US20250191286
2025-06-12
Physics
G06T17/00
The patent application discusses a novel approach to generating three-dimensional (3D) content from text input, addressing the limitations of existing models. Traditional text-to-3D models require multiple views to be individually generated and optimized, which is computationally expensive and time-consuming. The innovation leverages a feed-forward neural network to generate 3D scenes from labeled voxels, significantly reducing the computational cost and enabling the creation of larger 3D scenes.
This technology falls under the domain of 3D content generation. Initially, machine learning models were designed to convert text descriptions into images. These models have evolved to support 3D content generation, but current solutions face challenges such as high computational demands and limited user control. The need for improved methods led to the development of a feed-forward neural network capable of generating comprehensive 3D scenes from voxel data.
The disclosed method involves a feed-forward neural network that processes labeled voxels to create a 3D representation of a scene. This representation is then used to generate two-dimensional (2D) images from various viewpoints. By utilizing style codes and pseudo-ground truth images, the network can produce realistic 2D images efficiently. This approach allows for rapid scene rendering, making it suitable for applications like architectural design and game development.
The method begins with inputting labeled voxels into a feed-forward neural network, which generates a 3D scene representation. Users can manually provide these voxel descriptions, assembling blocks to depict the scene. The network processes the data in a single step, ensuring efficiency. Once the 3D representation is created, it can be used to generate 2D images from specified viewpoints, offering flexibility in rendering different perspectives.

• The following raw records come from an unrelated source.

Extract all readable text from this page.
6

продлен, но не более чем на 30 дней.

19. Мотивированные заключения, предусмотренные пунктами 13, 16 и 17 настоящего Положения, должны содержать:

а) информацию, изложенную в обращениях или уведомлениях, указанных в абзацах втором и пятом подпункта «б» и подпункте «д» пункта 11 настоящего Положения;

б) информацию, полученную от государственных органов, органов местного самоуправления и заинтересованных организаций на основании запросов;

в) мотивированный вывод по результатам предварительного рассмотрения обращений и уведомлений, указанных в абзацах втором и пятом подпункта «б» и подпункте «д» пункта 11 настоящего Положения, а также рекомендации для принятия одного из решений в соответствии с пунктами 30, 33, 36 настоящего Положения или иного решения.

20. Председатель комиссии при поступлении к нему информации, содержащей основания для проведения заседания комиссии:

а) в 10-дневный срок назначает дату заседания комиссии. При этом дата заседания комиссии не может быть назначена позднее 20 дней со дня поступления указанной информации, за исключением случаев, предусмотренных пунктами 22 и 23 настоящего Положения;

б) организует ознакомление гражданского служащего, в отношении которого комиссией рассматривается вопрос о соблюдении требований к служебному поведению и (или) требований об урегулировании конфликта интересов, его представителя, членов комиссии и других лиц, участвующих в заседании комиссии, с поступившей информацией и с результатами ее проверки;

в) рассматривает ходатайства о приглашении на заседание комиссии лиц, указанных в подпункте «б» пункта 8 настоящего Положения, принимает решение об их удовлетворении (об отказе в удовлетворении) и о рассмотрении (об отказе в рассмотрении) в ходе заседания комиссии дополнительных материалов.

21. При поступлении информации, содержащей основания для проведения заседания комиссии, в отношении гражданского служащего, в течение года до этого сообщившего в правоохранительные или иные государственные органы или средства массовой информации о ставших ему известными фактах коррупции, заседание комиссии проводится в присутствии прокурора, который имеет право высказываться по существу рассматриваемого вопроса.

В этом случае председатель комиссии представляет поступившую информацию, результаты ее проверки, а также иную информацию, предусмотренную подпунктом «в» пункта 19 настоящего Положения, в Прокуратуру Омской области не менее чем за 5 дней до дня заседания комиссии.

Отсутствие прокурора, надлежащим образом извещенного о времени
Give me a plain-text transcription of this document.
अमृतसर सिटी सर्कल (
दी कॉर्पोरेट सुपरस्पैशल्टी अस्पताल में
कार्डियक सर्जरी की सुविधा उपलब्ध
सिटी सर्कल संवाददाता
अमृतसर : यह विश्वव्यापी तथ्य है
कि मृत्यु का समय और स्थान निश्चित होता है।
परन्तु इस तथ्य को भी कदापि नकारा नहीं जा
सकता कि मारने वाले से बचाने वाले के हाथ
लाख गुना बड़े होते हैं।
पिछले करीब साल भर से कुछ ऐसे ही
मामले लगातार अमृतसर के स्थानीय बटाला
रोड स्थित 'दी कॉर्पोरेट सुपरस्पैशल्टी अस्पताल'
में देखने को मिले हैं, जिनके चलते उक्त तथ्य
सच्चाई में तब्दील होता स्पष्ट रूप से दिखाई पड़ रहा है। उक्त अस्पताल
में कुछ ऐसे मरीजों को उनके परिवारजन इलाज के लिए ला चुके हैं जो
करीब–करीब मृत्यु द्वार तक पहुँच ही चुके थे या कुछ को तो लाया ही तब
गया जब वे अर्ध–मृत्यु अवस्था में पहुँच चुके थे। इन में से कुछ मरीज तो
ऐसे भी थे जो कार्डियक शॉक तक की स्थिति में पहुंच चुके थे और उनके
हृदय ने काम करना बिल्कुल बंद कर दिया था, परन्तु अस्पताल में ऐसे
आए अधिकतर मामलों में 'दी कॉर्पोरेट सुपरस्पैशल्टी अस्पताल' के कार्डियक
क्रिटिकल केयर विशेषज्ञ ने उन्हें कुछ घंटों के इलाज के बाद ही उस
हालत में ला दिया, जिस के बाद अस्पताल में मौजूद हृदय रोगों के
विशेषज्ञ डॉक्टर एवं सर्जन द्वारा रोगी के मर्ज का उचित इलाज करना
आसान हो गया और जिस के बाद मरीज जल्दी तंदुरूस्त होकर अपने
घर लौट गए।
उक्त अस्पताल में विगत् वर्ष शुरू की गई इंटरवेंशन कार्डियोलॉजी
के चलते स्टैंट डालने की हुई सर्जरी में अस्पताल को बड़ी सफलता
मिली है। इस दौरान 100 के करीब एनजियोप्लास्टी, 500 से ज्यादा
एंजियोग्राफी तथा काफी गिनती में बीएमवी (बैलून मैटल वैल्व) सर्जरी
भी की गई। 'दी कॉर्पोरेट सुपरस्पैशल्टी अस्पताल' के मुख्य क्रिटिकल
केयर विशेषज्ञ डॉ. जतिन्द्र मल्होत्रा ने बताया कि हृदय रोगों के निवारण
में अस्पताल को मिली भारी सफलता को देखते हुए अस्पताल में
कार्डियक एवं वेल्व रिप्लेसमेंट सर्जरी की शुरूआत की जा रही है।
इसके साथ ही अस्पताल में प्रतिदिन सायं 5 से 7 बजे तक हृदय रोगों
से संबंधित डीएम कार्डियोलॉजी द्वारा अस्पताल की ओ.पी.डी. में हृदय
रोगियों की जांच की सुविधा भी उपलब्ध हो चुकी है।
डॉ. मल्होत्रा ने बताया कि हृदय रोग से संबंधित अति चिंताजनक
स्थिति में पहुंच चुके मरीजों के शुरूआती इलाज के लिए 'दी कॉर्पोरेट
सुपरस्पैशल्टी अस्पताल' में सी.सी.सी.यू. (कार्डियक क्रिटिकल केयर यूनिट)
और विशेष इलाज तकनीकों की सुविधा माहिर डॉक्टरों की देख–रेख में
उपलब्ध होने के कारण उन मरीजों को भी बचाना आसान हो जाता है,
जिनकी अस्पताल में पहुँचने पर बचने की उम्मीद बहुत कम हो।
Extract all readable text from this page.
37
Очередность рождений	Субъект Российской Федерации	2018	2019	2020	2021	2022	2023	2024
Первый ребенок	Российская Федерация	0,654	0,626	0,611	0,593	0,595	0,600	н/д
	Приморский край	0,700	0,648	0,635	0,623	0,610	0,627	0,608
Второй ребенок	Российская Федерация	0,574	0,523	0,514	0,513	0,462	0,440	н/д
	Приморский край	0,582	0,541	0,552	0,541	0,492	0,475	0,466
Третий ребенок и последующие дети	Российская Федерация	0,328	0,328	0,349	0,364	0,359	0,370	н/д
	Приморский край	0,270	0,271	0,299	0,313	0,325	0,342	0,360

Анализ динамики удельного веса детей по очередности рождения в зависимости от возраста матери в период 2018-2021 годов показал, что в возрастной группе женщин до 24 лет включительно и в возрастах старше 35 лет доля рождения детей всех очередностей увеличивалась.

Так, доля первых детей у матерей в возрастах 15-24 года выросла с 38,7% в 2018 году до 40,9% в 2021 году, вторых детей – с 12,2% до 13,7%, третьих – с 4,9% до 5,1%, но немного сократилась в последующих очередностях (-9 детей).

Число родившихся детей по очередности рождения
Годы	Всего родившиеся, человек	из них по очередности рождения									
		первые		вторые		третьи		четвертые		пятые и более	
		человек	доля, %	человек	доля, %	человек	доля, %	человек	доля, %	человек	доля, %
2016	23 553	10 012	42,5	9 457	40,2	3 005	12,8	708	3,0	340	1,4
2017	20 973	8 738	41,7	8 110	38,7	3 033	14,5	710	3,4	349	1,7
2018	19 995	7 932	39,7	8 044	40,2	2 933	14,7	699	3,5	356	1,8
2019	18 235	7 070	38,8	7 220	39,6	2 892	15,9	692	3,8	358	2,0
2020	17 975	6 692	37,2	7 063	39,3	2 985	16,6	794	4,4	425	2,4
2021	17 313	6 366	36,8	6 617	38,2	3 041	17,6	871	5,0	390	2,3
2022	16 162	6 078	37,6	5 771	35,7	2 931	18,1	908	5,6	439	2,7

Potential applications include architectural design, where rapid prototyping of buildings or cities is beneficial, and game design, allowing easy scene construction by artists or players. The system comprises a neural network that processes voxel inputs and style codes to produce 3D representations. These are then rendered into 2D images using techniques like neural radiance field rendering. This method simplifies the complex workflow associated with traditional 3D design, broadening accessibility for users.